The City of Patterson (“City”) approved a development agreement and tentative subdivision maps for two residential subdivisions being developed by Morrison Homes, Inc. (“Developer”). At the time City approved the documents, it allowed developers to pay a $734 per house fee in lieu of building affordable housing. The development agreement (“Agreement”) entered into between City and Developer’s predecessor-in-interest in 2003, provided that the developer shall only pay those fees that were in effect prior to the Agreement’s effective date and that are specifically listed in the exhibits to the Agreement. One exhibit lists more than twenty fees, including an affordable housing in-lieu fee of $734 per house.

Under section 4.5 of the Agreement, Developer had the option of building affordable housing, developing senior housing within its project, obtaining credits from other developments within City, or “pay[ing] an in-lieu fee at the time the building permit is issued for a market rate housing unit.” Section 4.5(d)(ii) provides that Developer must “pay an in-lieu fee in an as-yet undetermined amount per EDU [equivalent dwelling unit] . . . but in no event less than the current fee of $734.00 per EDU.” Section 4.5(d)(ii) further provides that City is currently preparing an updated analysis of its fee for affordable housing and that Developer “agrees to be bound by the revised fee schedule . . . providing the same is reasonably justified.”

A “Fee Justification Study” recommended that City increase the in-lieu fee to $20,946 per market rate unit.

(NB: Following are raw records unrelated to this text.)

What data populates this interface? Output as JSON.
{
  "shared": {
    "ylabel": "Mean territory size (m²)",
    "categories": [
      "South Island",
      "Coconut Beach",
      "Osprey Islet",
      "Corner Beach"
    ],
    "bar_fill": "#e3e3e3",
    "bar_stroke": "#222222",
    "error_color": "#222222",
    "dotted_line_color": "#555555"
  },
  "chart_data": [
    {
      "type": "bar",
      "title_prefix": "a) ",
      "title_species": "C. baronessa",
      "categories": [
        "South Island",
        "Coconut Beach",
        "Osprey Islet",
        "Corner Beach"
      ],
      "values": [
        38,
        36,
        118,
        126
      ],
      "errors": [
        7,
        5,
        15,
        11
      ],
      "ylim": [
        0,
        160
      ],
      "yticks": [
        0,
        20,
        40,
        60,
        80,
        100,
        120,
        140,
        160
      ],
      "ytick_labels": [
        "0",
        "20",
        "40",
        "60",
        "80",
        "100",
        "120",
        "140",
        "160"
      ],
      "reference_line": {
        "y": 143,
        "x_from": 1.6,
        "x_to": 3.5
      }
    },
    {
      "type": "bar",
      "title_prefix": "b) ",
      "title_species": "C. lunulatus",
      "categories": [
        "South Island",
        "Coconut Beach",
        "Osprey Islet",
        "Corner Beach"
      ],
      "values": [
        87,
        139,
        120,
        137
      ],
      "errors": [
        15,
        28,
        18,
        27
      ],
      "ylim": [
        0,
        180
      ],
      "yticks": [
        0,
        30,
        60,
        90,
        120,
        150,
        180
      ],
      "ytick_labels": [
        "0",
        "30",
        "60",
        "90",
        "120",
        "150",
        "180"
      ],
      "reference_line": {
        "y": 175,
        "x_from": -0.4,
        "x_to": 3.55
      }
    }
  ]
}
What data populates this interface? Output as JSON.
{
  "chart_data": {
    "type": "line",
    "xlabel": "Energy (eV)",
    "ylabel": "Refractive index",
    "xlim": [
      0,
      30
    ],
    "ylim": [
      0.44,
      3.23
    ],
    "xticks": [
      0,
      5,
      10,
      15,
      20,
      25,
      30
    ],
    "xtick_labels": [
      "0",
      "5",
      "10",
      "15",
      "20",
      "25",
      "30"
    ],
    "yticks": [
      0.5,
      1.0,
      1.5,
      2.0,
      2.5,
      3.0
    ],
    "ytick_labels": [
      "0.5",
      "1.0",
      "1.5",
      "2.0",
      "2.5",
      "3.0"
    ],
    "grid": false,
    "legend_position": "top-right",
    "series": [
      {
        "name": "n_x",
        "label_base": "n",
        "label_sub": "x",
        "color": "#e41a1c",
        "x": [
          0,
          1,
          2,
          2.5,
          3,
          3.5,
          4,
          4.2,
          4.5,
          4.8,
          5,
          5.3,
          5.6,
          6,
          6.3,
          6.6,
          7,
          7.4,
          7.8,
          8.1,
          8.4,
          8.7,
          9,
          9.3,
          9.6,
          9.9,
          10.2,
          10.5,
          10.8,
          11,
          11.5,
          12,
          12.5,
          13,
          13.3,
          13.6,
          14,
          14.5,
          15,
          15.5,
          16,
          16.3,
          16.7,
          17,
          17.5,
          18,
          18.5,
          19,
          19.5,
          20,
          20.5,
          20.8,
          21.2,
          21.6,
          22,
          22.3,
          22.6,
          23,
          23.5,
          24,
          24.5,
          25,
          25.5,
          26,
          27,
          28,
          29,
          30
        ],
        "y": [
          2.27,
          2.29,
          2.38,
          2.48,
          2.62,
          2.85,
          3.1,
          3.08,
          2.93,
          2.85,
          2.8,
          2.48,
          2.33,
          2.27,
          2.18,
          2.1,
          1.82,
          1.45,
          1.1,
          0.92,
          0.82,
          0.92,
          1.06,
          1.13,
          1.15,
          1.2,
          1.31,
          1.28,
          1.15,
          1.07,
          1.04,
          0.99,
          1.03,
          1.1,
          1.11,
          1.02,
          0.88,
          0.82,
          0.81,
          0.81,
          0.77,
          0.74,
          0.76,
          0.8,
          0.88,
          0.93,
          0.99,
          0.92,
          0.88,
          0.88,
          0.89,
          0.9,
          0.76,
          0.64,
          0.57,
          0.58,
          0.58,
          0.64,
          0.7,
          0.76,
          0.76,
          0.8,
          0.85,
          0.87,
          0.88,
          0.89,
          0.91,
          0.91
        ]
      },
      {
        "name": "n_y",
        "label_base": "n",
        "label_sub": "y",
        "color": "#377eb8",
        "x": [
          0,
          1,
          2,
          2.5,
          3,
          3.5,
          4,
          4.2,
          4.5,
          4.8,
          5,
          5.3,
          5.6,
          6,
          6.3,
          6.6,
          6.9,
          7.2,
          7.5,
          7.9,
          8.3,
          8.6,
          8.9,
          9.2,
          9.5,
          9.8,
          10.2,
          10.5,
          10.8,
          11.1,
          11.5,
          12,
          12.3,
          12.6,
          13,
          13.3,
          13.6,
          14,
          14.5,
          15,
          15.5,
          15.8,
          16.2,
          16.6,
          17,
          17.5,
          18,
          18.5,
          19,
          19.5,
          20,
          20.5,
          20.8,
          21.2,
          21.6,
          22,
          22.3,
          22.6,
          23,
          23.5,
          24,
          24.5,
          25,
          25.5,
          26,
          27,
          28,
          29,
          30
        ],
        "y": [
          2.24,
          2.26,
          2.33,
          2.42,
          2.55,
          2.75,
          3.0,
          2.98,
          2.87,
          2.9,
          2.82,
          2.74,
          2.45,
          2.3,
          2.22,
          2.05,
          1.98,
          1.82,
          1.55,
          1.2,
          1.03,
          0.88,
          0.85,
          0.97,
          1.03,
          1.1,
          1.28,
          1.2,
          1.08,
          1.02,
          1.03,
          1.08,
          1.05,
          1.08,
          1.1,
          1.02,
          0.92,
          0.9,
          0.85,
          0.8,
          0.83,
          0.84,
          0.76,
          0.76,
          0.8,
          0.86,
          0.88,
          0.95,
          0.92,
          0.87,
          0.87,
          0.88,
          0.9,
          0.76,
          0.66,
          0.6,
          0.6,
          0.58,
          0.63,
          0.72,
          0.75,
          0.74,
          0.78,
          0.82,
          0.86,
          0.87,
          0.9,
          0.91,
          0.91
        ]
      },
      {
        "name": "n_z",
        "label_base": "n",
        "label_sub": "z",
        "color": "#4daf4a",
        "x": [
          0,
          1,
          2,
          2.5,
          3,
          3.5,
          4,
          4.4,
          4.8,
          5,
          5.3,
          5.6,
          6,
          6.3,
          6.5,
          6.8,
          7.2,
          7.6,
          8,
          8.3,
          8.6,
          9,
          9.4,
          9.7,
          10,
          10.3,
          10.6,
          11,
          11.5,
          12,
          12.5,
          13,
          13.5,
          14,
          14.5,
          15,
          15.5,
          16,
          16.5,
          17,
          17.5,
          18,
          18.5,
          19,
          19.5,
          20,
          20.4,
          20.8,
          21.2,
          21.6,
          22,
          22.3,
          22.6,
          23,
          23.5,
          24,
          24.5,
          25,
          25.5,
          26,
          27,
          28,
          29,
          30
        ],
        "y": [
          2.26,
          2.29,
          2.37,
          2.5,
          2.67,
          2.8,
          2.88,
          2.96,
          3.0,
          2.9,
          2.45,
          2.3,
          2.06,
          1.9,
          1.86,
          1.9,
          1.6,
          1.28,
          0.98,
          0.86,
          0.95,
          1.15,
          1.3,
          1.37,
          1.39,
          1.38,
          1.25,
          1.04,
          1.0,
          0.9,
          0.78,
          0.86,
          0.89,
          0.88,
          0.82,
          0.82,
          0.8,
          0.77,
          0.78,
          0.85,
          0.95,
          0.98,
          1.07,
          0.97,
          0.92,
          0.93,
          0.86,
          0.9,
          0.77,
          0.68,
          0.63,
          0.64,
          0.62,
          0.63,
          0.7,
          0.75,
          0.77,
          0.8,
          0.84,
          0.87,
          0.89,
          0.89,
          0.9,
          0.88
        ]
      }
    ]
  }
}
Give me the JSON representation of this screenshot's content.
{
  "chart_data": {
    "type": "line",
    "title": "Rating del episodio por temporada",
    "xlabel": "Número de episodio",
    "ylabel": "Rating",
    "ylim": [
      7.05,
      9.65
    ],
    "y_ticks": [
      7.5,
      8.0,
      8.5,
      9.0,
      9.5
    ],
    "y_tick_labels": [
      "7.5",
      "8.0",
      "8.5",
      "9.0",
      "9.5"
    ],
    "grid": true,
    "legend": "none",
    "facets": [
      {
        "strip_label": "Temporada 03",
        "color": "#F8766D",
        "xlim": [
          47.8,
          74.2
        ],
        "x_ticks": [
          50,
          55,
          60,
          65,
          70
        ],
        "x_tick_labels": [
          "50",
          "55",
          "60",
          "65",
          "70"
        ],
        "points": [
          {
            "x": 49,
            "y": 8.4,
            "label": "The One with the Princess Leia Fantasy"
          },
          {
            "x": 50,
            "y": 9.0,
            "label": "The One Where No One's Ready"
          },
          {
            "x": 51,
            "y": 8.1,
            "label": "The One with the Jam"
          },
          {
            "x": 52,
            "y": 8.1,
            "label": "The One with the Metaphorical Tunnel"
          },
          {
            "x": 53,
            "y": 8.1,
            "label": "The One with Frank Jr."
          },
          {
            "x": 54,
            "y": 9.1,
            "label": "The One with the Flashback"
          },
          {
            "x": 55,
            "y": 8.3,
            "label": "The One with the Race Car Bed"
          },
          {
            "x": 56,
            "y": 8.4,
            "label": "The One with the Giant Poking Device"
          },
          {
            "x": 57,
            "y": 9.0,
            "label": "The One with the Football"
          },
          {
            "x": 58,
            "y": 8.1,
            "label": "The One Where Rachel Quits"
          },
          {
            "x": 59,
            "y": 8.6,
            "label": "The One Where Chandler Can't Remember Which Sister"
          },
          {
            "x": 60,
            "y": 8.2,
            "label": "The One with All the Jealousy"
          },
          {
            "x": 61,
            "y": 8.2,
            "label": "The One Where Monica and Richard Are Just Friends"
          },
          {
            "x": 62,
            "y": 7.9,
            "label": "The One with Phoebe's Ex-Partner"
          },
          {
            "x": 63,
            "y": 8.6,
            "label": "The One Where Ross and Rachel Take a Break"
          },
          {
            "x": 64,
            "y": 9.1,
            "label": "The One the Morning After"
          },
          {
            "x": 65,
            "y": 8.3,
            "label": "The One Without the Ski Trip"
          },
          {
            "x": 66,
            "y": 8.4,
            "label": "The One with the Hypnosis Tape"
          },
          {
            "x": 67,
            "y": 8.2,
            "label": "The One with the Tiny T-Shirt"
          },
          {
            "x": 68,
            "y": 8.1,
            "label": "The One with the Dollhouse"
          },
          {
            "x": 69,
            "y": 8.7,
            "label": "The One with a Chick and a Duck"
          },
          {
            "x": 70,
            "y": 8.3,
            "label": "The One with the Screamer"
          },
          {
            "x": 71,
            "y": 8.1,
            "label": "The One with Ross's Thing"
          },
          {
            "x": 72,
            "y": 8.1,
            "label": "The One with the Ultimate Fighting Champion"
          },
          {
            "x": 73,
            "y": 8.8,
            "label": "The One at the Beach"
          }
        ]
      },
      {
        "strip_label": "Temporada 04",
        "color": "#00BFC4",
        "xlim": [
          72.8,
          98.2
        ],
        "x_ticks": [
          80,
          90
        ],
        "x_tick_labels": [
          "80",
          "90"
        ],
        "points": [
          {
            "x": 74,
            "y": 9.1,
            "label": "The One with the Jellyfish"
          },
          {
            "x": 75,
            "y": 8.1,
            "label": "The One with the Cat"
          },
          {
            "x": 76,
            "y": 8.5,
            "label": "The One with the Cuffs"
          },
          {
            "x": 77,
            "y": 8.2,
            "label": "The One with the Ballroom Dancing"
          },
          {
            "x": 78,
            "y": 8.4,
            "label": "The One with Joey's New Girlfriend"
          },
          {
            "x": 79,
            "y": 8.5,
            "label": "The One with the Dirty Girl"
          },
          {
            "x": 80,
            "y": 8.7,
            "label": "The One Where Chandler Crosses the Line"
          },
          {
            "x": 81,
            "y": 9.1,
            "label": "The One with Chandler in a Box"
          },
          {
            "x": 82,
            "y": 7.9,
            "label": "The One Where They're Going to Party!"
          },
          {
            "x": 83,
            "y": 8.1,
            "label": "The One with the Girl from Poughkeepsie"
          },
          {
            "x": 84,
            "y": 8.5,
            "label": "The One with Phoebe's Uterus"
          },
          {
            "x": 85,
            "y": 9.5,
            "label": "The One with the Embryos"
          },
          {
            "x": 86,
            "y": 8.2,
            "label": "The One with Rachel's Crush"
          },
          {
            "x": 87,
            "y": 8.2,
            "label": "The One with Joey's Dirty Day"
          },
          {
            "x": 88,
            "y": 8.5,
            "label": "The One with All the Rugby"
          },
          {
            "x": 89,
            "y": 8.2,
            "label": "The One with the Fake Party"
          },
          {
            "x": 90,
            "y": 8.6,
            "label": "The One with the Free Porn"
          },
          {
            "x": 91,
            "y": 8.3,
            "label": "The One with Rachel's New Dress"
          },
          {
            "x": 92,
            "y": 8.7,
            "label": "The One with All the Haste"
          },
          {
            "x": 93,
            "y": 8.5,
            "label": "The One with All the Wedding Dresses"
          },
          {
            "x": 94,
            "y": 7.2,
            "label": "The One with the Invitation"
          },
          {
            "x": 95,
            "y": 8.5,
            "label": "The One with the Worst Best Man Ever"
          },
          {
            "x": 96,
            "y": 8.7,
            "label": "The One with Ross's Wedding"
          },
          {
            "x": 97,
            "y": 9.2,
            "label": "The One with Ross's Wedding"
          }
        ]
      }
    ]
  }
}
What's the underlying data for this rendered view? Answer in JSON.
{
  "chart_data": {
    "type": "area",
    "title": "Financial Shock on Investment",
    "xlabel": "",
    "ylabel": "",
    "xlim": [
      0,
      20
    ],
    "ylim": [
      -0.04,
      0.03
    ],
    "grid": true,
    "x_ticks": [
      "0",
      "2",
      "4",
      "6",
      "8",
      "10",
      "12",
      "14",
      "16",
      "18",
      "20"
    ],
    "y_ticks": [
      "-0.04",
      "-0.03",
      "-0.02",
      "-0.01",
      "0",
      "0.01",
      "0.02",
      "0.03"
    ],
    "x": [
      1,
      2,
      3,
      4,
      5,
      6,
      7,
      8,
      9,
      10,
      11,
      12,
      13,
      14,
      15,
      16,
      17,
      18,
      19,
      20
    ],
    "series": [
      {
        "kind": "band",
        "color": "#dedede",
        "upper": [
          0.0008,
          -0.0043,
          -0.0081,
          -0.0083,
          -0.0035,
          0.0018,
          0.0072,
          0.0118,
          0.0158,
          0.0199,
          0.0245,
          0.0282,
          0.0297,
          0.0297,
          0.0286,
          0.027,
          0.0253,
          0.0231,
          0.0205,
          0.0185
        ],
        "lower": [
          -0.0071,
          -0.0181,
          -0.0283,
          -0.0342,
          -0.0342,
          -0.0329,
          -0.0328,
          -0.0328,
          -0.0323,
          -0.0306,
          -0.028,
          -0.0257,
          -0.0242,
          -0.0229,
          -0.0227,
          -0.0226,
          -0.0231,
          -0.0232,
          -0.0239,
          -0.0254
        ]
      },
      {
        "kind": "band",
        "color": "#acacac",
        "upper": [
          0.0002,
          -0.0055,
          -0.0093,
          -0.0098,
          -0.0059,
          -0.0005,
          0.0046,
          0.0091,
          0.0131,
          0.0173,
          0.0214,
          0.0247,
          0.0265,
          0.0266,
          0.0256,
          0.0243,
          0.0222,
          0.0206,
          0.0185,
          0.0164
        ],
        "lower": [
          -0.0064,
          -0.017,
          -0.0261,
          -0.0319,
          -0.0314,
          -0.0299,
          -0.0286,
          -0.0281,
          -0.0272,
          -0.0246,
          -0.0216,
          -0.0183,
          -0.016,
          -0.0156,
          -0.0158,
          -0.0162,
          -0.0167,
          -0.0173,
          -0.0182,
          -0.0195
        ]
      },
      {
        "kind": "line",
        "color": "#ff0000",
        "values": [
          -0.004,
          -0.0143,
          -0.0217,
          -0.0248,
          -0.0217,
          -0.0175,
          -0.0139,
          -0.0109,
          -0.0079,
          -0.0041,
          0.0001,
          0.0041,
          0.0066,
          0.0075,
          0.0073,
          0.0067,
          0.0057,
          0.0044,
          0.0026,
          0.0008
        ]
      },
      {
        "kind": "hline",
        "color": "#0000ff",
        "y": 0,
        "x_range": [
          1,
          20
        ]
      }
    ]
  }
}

The recommendation did not rely, as City previously had relied, on the fact that the local in-lieu fee “could be used as leverage to obtain federal grants and loans,” but was instead based on bridging the “affordability gap” that exists “between the cost of a new market rate unit and the cost of units affordable to very low, low, and moderate income households.” In March 2006, the City Council adopted a resolution which set its affordable housing in-lieu fee at $20,946.

After City attempted to apply the increased fee to Developer’s two residential projects, Developer sued the City claiming that the increased fee violated 1) its vested property rights, 2) its contractual rights under the development agreement, 3) various statutory provisions, and 4) constitutional provisions requiring voter approval of special taxes. The trial court found that the fee increase was reasonably justified and the Developer appealed.


The Court of Appeal reversed the decision of the trial court. The court held that City failed to show that the fee increase was reasonably justified as required by the Agreement.

The court found that “Developer agreed to be bound by the revised fee provided that it was reasonably justified.” City and Developer disputed the meaning of “reasonably justified.” The court concluded “that an objectively reasonable person would expect the term ‘reasonably justified’ to mean that any increase in the affordable housing in-lieu fee would conform to existing law.”

The court stated that local government’s authority to “impose exactions as a condition of developing land is limited by various rules of law” including the takings clause of the California Constitution and the United States Constitution. At issue here “is the requirement that a land use regulation substantially advance a legitimate state interest.” This is sometimes referred to as a “means-end test,” which “requires the property regulation in question (the means) to advance the purpose the government is seeking to achieve (the end).” The court found that the level of constitutional scrutiny to be applied here requires that the fee must bear a reasonable relationship to the “deleterious public impact of the development.” The increase in the in-lieu fee is not “reasonably justified” under the Agreement unless this reasonable relationship test is met.

The court stated that it located nothing in the record “that demonstrates or implies the increased fee was reasonably related to the need for affordable housing associated with the project.” The record indicated that the $20,946 fee was based on an allocation to City of 642 units of affordable housing. The court, however, found that no connection was shown between the “642-unit figure and the need for affordable housing associated with new market rate development.”

The court concluded that the increased fee of $20,946 violated section 4.5(d)(ii) of the Agreement because the fee was not reasonably justified. Accordingly, the Court of Appeal reversed the decision of the trial court and remanded the matter back for further proceedings.